The senior sister in charge day-to-day had a clear sense of how to deal with researchers like me. She agreed we could interview in the department but only at 7am on a weekday morning, at the beginning of the day shift before things tended to get busy. On the first day I arrived bleary eyed. I was led by the senior sister to where night-staff doctors and nurses had just handed-over to the new day shift. I felt completely out of place, standing alone in front of the fidgeting group, them eager to escape to the common room rather than stand there a moment longer. My introduction to our research was met by an awkward stony silence. When I had finished the eyes of my audience were all focused on my feet. Doris the senior sister grunted something from behind a nearby desk and the group swept away to the common room en masse for a cup of tea. I was left alone, apart from one senior nurse who took pity on me and agreed to a short interview.


The next day I returned and found the waiting room filled with people wanting to be seen and was told, ‘Today is not convenient.’ The following week I returned but found it busy again. In the third week I presented myself to the receptionist and was asked to wait as she disappeared to find Doris, the senior sister. A moment later I heard Doris’ voice from behind the screen saying, ‘You’re kidding, he’s back again!’

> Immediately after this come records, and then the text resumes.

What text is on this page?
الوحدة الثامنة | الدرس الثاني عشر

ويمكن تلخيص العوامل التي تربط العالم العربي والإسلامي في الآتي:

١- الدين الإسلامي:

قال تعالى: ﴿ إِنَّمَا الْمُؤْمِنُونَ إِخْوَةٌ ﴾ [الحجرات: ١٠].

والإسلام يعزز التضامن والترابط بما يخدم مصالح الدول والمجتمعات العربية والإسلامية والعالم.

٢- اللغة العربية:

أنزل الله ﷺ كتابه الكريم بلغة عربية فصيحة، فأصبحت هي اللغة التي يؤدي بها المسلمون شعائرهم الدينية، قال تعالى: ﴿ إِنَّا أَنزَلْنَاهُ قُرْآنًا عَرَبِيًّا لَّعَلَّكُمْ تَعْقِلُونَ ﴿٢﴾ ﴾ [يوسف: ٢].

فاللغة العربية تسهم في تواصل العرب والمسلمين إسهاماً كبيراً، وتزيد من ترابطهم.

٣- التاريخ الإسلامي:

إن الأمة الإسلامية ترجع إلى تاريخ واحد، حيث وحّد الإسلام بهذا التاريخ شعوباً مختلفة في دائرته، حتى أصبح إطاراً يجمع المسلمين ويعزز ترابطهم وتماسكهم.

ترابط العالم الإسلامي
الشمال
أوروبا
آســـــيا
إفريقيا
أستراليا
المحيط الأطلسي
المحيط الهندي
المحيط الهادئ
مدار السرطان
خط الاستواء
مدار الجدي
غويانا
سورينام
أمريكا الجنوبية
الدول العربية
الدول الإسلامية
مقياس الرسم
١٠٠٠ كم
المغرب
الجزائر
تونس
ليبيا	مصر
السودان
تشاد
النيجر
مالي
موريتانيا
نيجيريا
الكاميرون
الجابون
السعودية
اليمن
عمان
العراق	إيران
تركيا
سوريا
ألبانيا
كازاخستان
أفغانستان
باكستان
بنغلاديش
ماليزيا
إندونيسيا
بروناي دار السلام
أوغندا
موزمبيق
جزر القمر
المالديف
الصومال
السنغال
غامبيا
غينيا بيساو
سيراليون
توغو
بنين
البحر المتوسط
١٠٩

In research there are conversations that go on about you behind your back. In the emergency department I have no idea who said what, or how people regarded me in the privacy of the staff common room. It is easy to assume that people agree to be interviewed because they are interested in the research itself, rather than for some other personal reasons. Actually, some people take part because they enjoy the opportunity to talk about themselves, some are bored and like a distraction, while others, I’m sure, just take pity on researchers who seem to be having a hard time. Perhaps, in my case, my willingness to endure the early mornings and the frequent disruptions and disappointments was more of a factor in allowing us to collect interview data than any real interest among participants in our research. I cannot say for sure but for whatever reasons, from that third week onwards my research did get easier as people expressed an interest in meeting and talking.